The festival's closing weekend will also offer a second (or third!) chance to see six features and two shorts compilations, all of which were described in last week's issue. These screenings take place at Railroad Square in either Cinemas 1 or Cinema 2 (RR1 & RR2). The titles, days, times (all p.m.), and locations are Kansas City (Fri., 3:00, RR1), The Loneliness of the Bones (Fri., 3:30, RR2), Missing in Brooks County (Fri., 7:00, RR1), The Big Scary S Word (Fri., 7:30, RR2), Maine Shorts I (Sat., 3:30, RR2), Sapelo (Sat., 7:00, RR1), Maine Shorts II (Sat., 7:30, RR1), and Bread in the Bones (Sun., 3:30, RR2). In addition, you can watch Sapelo, Missing in Brooks County, the two Maine shorts collections, and also Transitions Shorts and From Away Shorts, online through MIFF's website, www.miff.org, until 11:45 p.m. Sunday.

MIFF's Closing Night feature is Cryptozoo, which MIFF's site calls an "incredibly animated indie film [that] appears to have taken some acid." The story takes place either on an alternate earth, where griffins, unicorns, gorgons, and other creatures from myth and legend are real but scarce and where their human guardians are beginning to question whether the zoo that they are building is the the best way to keep them safe from those who seek to exploit them. Perhaps it is better for these "cryptids" to remain hidden and unknown? The film's sole screening will be at 7:00 on Sunday at the Opera House. For this screening, admission is $12; for the other MIFF screenings, it's $10.

Cryptozoo is the closing night feature at this year's Maine International Film Festival.

Finally, if you haven't already done so, be sure to check out the Kneeling Art Photography Project in Colby's new "Arts Collaborative" at 18 Main Street, across from the new Lockwood Hotel. The exhibit, which is open daily during MIFF from 1:00 to 5:00, shows photos of diverse Mainers working for racial justice. You can also have your picture taken as you literally take a knee in support. Admission is free.
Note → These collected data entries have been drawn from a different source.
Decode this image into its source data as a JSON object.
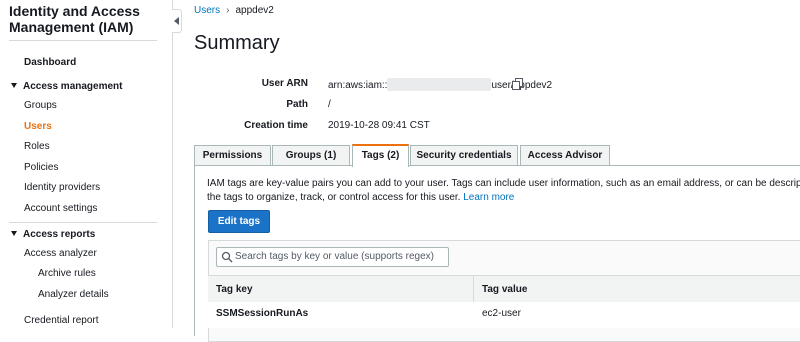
{
  "sidebar": {
    "title": "Identity and Access Management (IAM)",
    "dashboard": "Dashboard",
    "access_management": "Access management",
    "items": [
      "Groups",
      "Users",
      "Roles",
      "Policies",
      "Identity providers",
      "Account settings"
    ],
    "access_reports": "Access reports",
    "access_analyzer": "Access analyzer",
    "sub_items": [
      "Archive rules",
      "Analyzer details"
    ],
    "credential_report": "Credential report"
  },
  "breadcrumb": {
    "parent": "Users",
    "separator": "›",
    "current": "appdev2"
  },
  "summary": {
    "title": "Summary",
    "user_arn_label": "User ARN",
    "user_arn_prefix": "arn:aws:iam::",
    "user_arn_suffix": "user/appdev2",
    "path_label": "Path",
    "path_value": "/",
    "creation_time_label": "Creation time",
    "creation_time_value": "2019-10-28 09:41 CST"
  },
  "tabs": [
    "Permissions",
    "Groups (1)",
    "Tags (2)",
    "Security credentials",
    "Access Advisor"
  ],
  "active_tab": "Tags (2)",
  "tags_panel": {
    "description_line1": "IAM tags are key-value pairs you can add to your user. Tags can include user information, such as an email address, or can be descriptive, suc",
    "description_line2": "the tags to organize, track, or control access for this user.",
    "learn_more": "Learn more",
    "edit_button": "Edit tags",
    "search_placeholder": "Search tags by key or value (supports regex)",
    "columns": [
      "Tag key",
      "Tag value"
    ],
    "rows": [
      {
        "key": "SSMSessionRunAs",
        "value": "ec2-user"
      }
    ]
  },
  "colors": {
    "accent": "#ec7211",
    "link": "#0073bb",
    "primary_button": "#1a73c7"
  }
}
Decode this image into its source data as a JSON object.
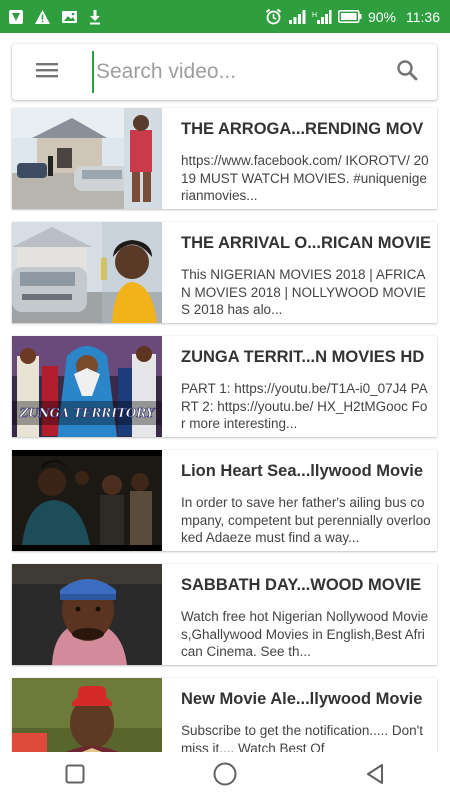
{
  "status_bar": {
    "battery": "90%",
    "time": "11:36",
    "colors": {
      "background": "#2e9e3f"
    }
  },
  "search": {
    "placeholder": "Search video..."
  },
  "videos": [
    {
      "title": "THE ARROGA...RENDING MOV",
      "description": "https://www.facebook.com/ IKOROTV/ 2019 MUST WATCH MOVIES. #uniquenigerianmovies..."
    },
    {
      "title": "THE ARRIVAL O...RICAN MOVIE",
      "description": "This NIGERIAN MOVIES 2018 | AFRICAN MOVIES 2018 | NOLLYWOOD MOVIES 2018 has alo..."
    },
    {
      "title": "ZUNGA TERRIT...N MOVIES HD",
      "description": "PART 1: https://youtu.be/T1A-i0_07J4 PART 2: https://youtu.be/ HX_H2tMGooc For more interesting...",
      "thumb_text": "ZUNGA TERRITORY"
    },
    {
      "title": "Lion Heart Sea...llywood Movie",
      "description": "In order to save her father's ailing bus company, competent but perennially overlooked Adaeze must find a way..."
    },
    {
      "title": "SABBATH DAY...WOOD MOVIE",
      "description": "Watch free hot Nigerian Nollywood Movies,Ghallywood Movies in English,Best African Cinema. See th..."
    },
    {
      "title": "New Movie Ale...llywood Movie",
      "description": "Subscribe to get the notification..... Don't miss it.... Watch Best Of"
    }
  ]
}
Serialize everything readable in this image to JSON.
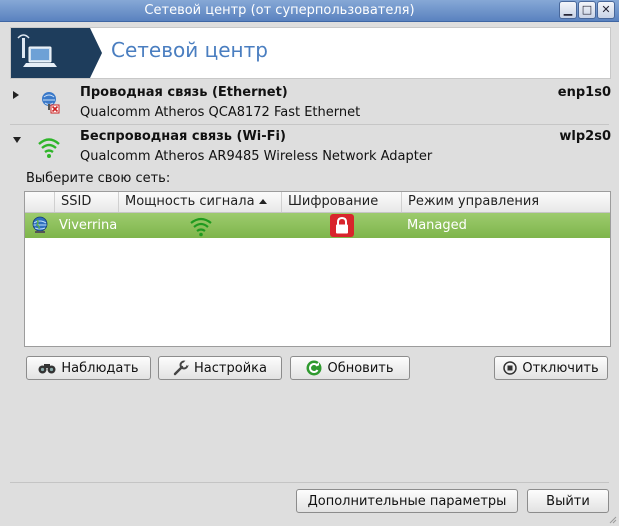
{
  "window": {
    "title": "Сетевой центр (от суперпользователя)"
  },
  "header": {
    "title": "Сетевой центр"
  },
  "ethernet": {
    "name": "Проводная связь (Ethernet)",
    "device": "Qualcomm Atheros QCA8172 Fast Ethernet",
    "interface": "enp1s0"
  },
  "wifi": {
    "name": "Беспроводная связь (Wi-Fi)",
    "device": "Qualcomm Atheros AR9485 Wireless Network Adapter",
    "interface": "wlp2s0",
    "choose_label": "Выберите свою сеть:",
    "columns": [
      "SSID",
      "Мощность сигнала",
      "Шифрование",
      "Режим управления"
    ],
    "networks": [
      {
        "ssid": "Viverrina",
        "signal_icon": "wifi-full-icon",
        "encryption_icon": "lock-icon",
        "mode": "Managed"
      }
    ]
  },
  "buttons": {
    "monitor": "Наблюдать",
    "configure": "Настройка",
    "refresh": "Обновить",
    "disconnect": "Отключить",
    "advanced": "Дополнительные параметры",
    "quit": "Выйти"
  },
  "colors": {
    "selected_row": "#88bd56",
    "header_title": "#4a7ec0",
    "banner_bg": "#1e3d5c",
    "wifi_green": "#2fb52a",
    "lock_red": "#d8252c"
  }
}
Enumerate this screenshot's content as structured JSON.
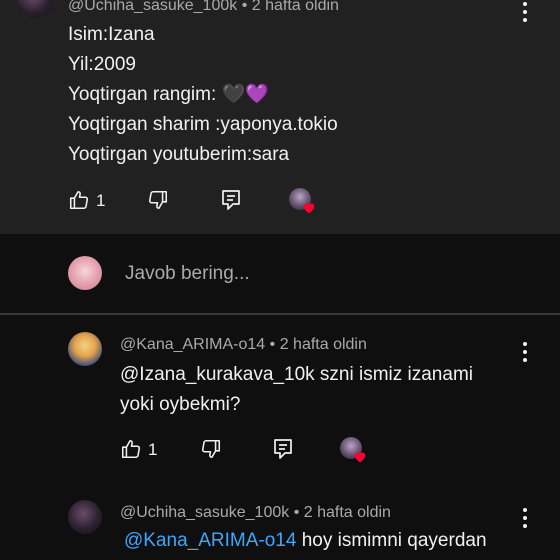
{
  "comment1": {
    "author": "@Uchiha_sasuke_100k",
    "time": "• 2 hafta oldin",
    "lines": [
      "Isim:Izana",
      "Yil:2009",
      "Yoqtirgan rangim:",
      "Yoqtirgan sharim :yaponya.tokio",
      "Yoqtirgan youtuberim:sara"
    ],
    "emojis": "🖤💜",
    "like_count": "1"
  },
  "reply_box": {
    "placeholder": "Javob bering..."
  },
  "reply1": {
    "author": "@Kana_ARIMA-o14",
    "time": "• 2 hafta oldin",
    "lines": [
      "@Izana_kurakava_10k szni ismiz izanami",
      "yoki oybekmi?"
    ],
    "like_count": "1"
  },
  "reply2": {
    "author": "@Uchiha_sasuke_100k",
    "time": "• 2 hafta oldin",
    "mention": "@Kana_ARIMA-o14",
    "text": "hoy ismimni qayerdan"
  },
  "colors": {
    "background": "#0f0f0f",
    "comment_background": "#212121",
    "mention": "#3ea6ff",
    "heart": "#ff0033"
  },
  "icons": [
    "thumbs-up-icon",
    "thumbs-down-icon",
    "reply-icon",
    "creator-heart-icon",
    "more-vert-icon"
  ]
}
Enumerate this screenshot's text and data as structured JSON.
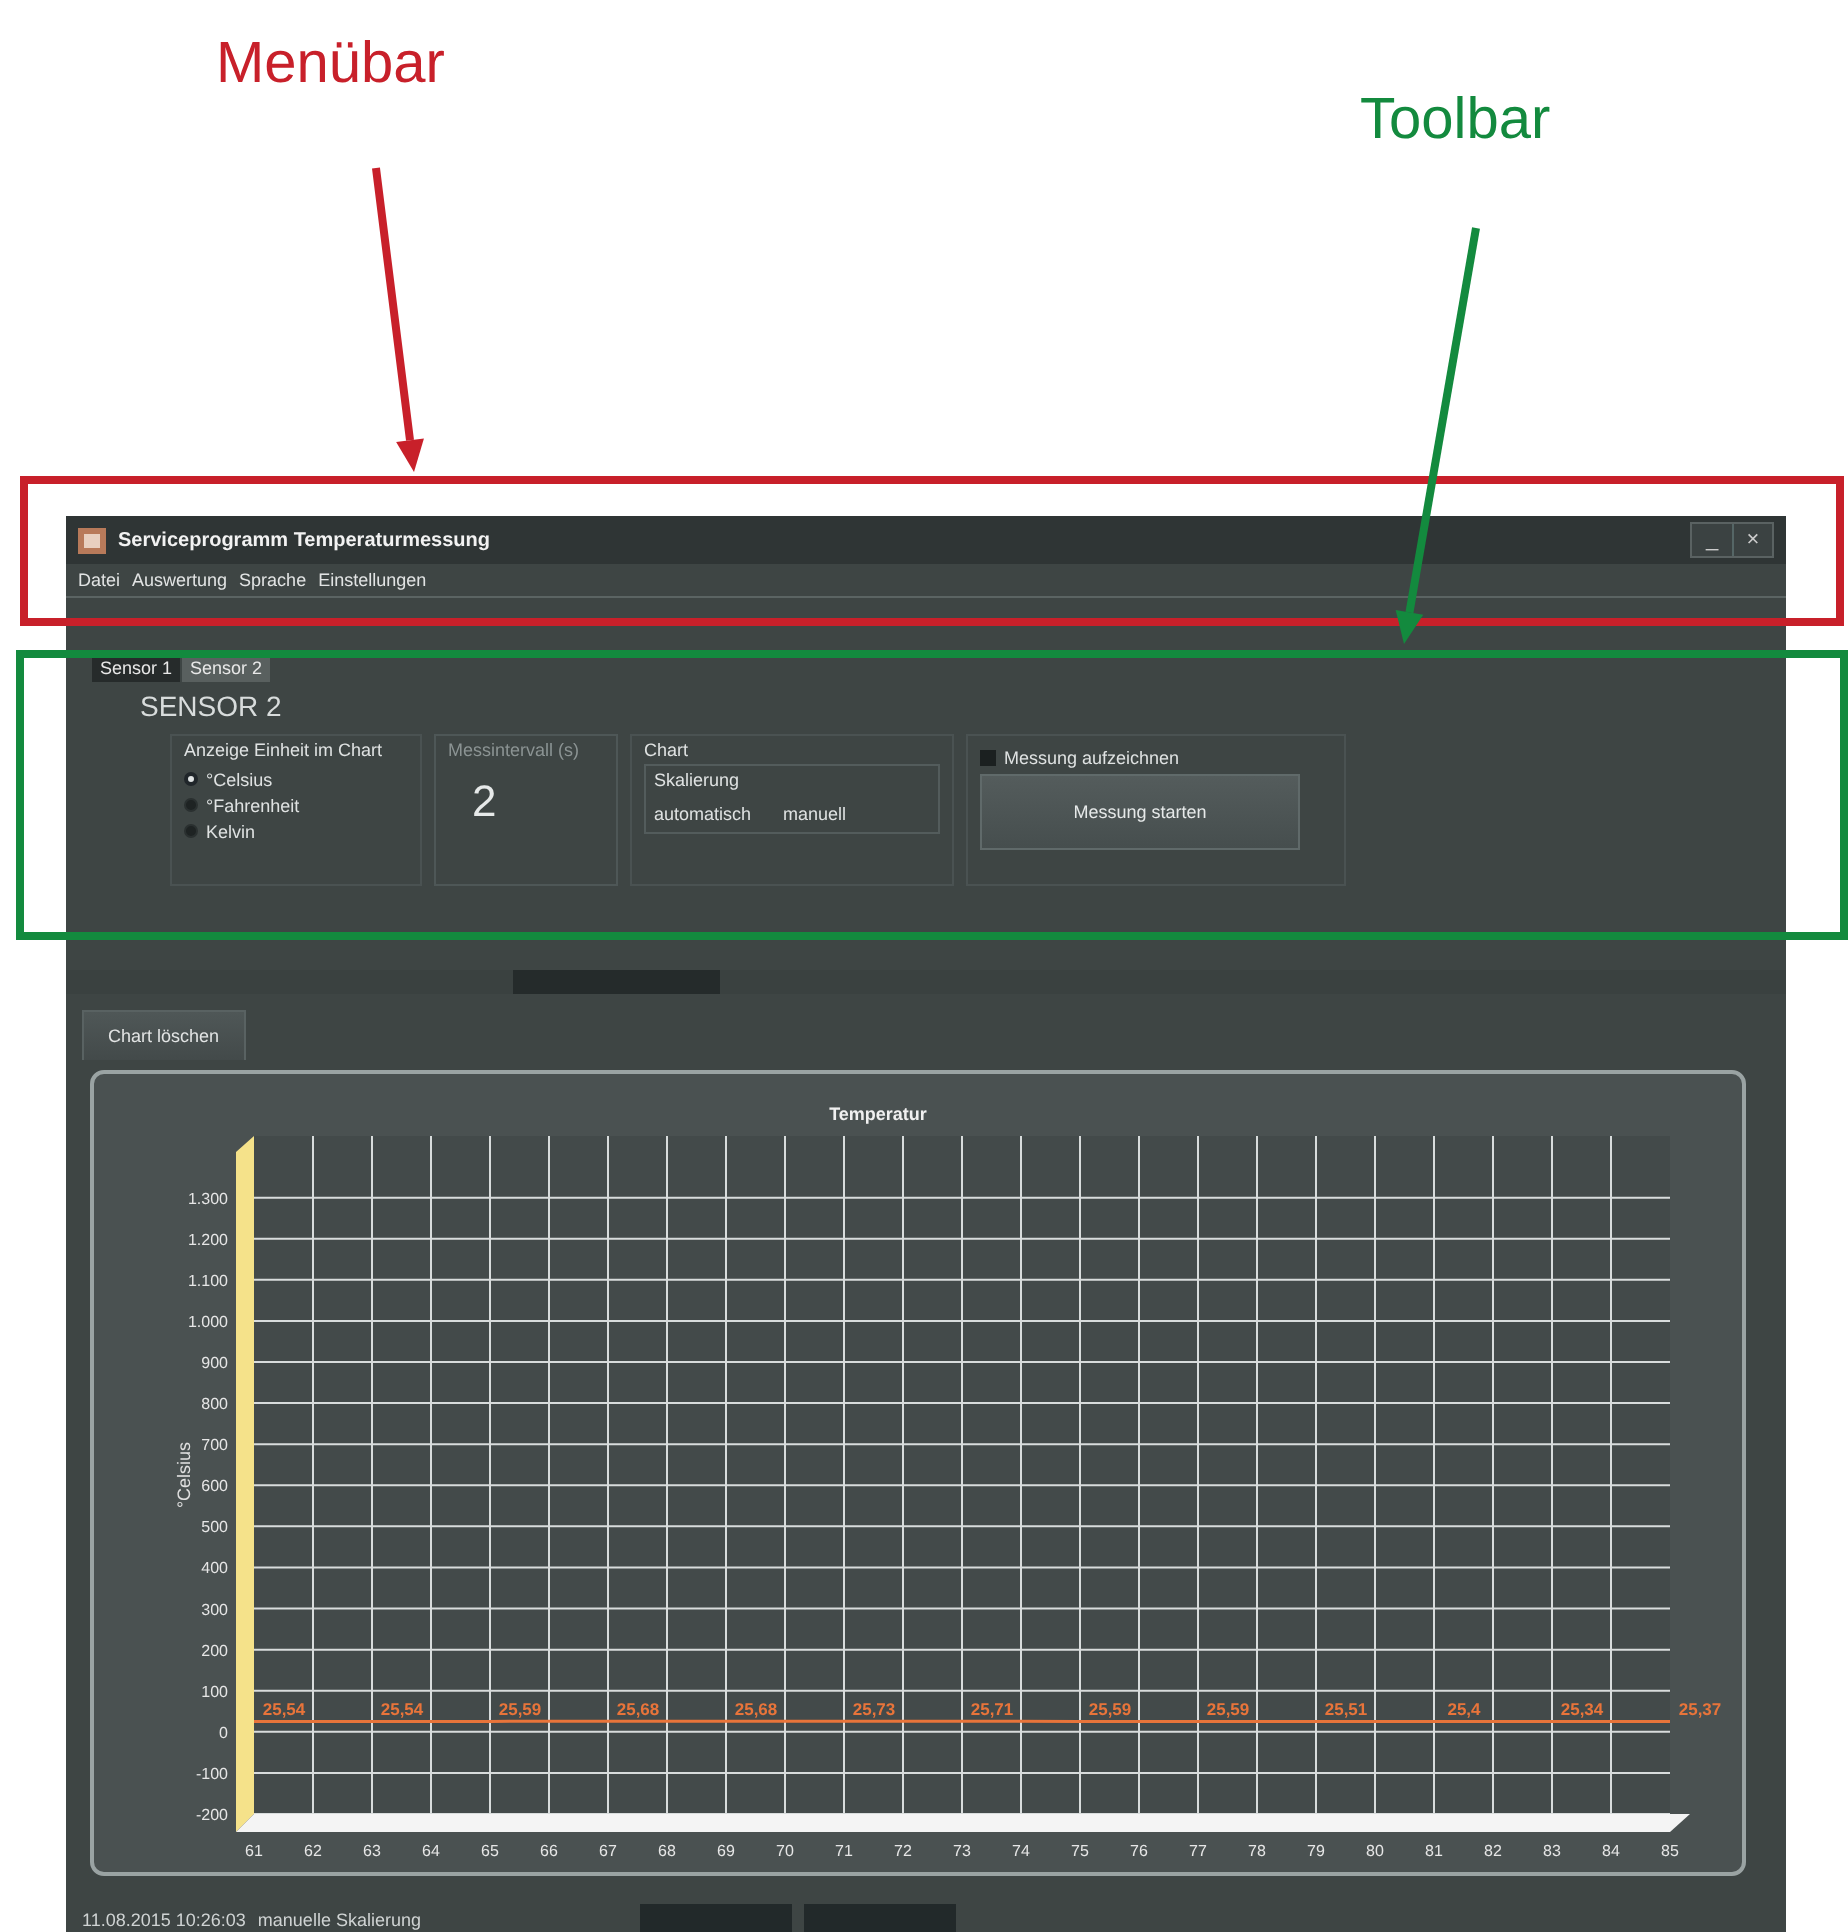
{
  "annotations": [
    {
      "label": "Menübar",
      "color": "#c8202a"
    },
    {
      "label": "Toolbar",
      "color": "#138a3e"
    }
  ],
  "window": {
    "title": "Serviceprogramm Temperaturmessung",
    "controls": [
      "_",
      "×"
    ]
  },
  "menu": [
    "Datei",
    "Auswertung",
    "Sprache",
    "Einstellungen"
  ],
  "sensor_tabs": [
    {
      "label": "Sensor 1",
      "selected": false
    },
    {
      "label": "Sensor 2",
      "selected": true
    }
  ],
  "sensor_heading": "SENSOR 2",
  "unit_group": {
    "title": "Anzeige Einheit im Chart",
    "options": [
      {
        "label": "°Celsius",
        "selected": true
      },
      {
        "label": "°Fahrenheit",
        "selected": false
      },
      {
        "label": "Kelvin",
        "selected": false
      }
    ]
  },
  "interval": {
    "label": "Messintervall (s)",
    "disabled": true,
    "value": "2"
  },
  "chart_group": {
    "title": "Chart",
    "scaling": {
      "title": "Skalierung",
      "buttons": [
        "automatisch",
        "manuell"
      ]
    }
  },
  "record": {
    "label": "Messung aufzeichnen",
    "checked": false
  },
  "start_button": "Messung starten",
  "clear_button": "Chart löschen",
  "chart": {
    "chart_data": {
      "type": "line",
      "title": "Temperatur",
      "ylabel": "°Celsius",
      "x": [
        61,
        63,
        65,
        67,
        69,
        71,
        73,
        75,
        77,
        79,
        81,
        83,
        85
      ],
      "series": [
        {
          "color": "#e8743a",
          "values": [
            25.54,
            25.54,
            25.59,
            25.68,
            25.68,
            25.73,
            25.71,
            25.59,
            25.59,
            25.51,
            25.4,
            25.34,
            25.37
          ]
        }
      ],
      "value_labels": [
        "25,54",
        "25,54",
        "25,59",
        "25,68",
        "25,68",
        "25,73",
        "25,71",
        "25,59",
        "25,59",
        "25,51",
        "25,4",
        "25,34",
        "25,37"
      ],
      "xlim": [
        61,
        85
      ],
      "ylim": [
        -200,
        1450
      ],
      "grid": true,
      "xticks": [
        61,
        62,
        63,
        64,
        65,
        66,
        67,
        68,
        69,
        70,
        71,
        72,
        73,
        74,
        75,
        76,
        77,
        78,
        79,
        80,
        81,
        82,
        83,
        84,
        85
      ],
      "yticks": [
        {
          "value": 1300,
          "label": "1.300"
        },
        {
          "value": 1200,
          "label": "1.200"
        },
        {
          "value": 1100,
          "label": "1.100"
        },
        {
          "value": 1000,
          "label": "1.000"
        },
        {
          "value": 900,
          "label": "900"
        },
        {
          "value": 800,
          "label": "800"
        },
        {
          "value": 700,
          "label": "700"
        },
        {
          "value": 600,
          "label": "600"
        },
        {
          "value": 500,
          "label": "500"
        },
        {
          "value": 400,
          "label": "400"
        },
        {
          "value": 300,
          "label": "300"
        },
        {
          "value": 200,
          "label": "200"
        },
        {
          "value": 100,
          "label": "100"
        },
        {
          "value": 0,
          "label": "0"
        },
        {
          "value": -100,
          "label": "-100"
        },
        {
          "value": -200,
          "label": "-200"
        }
      ]
    }
  },
  "status_bar": {
    "timestamp": "11.08.2015 10:26:03",
    "message": "manuelle Skalierung"
  }
}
This exhibit in the former Waterville Hardware building will be the first time that the building has been open to the public since renovations were completed this spring. Colby College bought the structure six years ago, one of six downtown properties that it acquired between 2015 and 2018. The arts collaborative has exhibition and performance space on the first floor, studios for visiting artists on the second and third floors, and offices for the Lunder Institute for American Art on the fourth floor.